We then looked outside of the industry to identify more intuitive user flows and interactions that we could learn from in our own designs. One a-ha moment came from wandering the halls of Boston’s Museum of Science. A simple tool that children at the museum could use to program a robot sparked ideas on how to truly bring complexity to a basic level. (After all, what could be more clear than instructions created for young, developing minds.)

Project View: Before and After

We worked to radically simplify and clarify flows and interactions. And, once we developed a concept, we challenged Jitterbit’s team of consultants to “break it” – asking for the most complex scenarios to ensure that the concept could address it. If it couldn’t? Back to the drawing board.

Mapping View: Before and After

Why it worked:

As outsiders to the industry, we were better able to break down the design communication to exactly that. Rather than focus on the subject matter, though we happily dove in to become honorary integration architects, we zoomed out to focus on how humans make connections.

Designing from scratch around user needs, while drawing inspiration from outside of the industry gave us the flexibility to innovate. We discovered that many of the problems with the old interface came from the constraints of industry norms that hadn’t kept up with changing user demands. As is so often the case, “how it’s always been done” isn’t always how it should be done.

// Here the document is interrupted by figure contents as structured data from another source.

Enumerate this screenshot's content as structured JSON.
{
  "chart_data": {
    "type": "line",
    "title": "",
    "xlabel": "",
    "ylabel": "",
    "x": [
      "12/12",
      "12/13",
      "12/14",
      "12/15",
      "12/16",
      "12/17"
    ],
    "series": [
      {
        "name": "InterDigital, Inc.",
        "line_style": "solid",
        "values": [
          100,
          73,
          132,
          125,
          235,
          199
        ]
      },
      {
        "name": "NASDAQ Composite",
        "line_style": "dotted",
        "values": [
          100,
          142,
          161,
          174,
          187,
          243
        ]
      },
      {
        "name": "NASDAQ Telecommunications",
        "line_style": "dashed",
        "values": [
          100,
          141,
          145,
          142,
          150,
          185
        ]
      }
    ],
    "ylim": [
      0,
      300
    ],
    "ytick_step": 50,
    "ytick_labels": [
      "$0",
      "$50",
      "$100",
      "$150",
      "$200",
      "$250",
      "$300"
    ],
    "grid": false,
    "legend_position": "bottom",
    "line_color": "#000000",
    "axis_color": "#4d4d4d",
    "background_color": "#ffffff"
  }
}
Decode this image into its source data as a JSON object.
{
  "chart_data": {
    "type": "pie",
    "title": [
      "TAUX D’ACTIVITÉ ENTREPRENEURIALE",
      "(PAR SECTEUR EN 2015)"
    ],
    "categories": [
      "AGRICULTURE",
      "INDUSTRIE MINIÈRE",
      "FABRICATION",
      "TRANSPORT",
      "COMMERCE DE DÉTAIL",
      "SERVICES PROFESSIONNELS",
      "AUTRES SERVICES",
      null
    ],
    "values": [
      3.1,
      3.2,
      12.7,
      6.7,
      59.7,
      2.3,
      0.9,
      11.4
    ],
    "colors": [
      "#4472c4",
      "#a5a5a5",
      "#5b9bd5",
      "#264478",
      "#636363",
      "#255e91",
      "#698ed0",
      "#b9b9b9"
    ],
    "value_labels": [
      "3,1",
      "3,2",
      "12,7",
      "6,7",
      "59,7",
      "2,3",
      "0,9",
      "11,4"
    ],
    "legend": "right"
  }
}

The fact that Jitterbit was open to collaborating with a firm that hadn’t worked in the industry before (and thus hadn’t been indoctrinated by the accepted norms of integration design) opened up a world of opportunity for us and for them.  Approaching this work with fresh eyes while pushing ourselves to address the most complex scenarios, we arrived at solutions to UX problems that have dogged the EiPaaS industry as it has grown. Our partners at Jitterbit gave us room to take risks, and their recognition as a leader by Gartner has shown that those risks have paid off.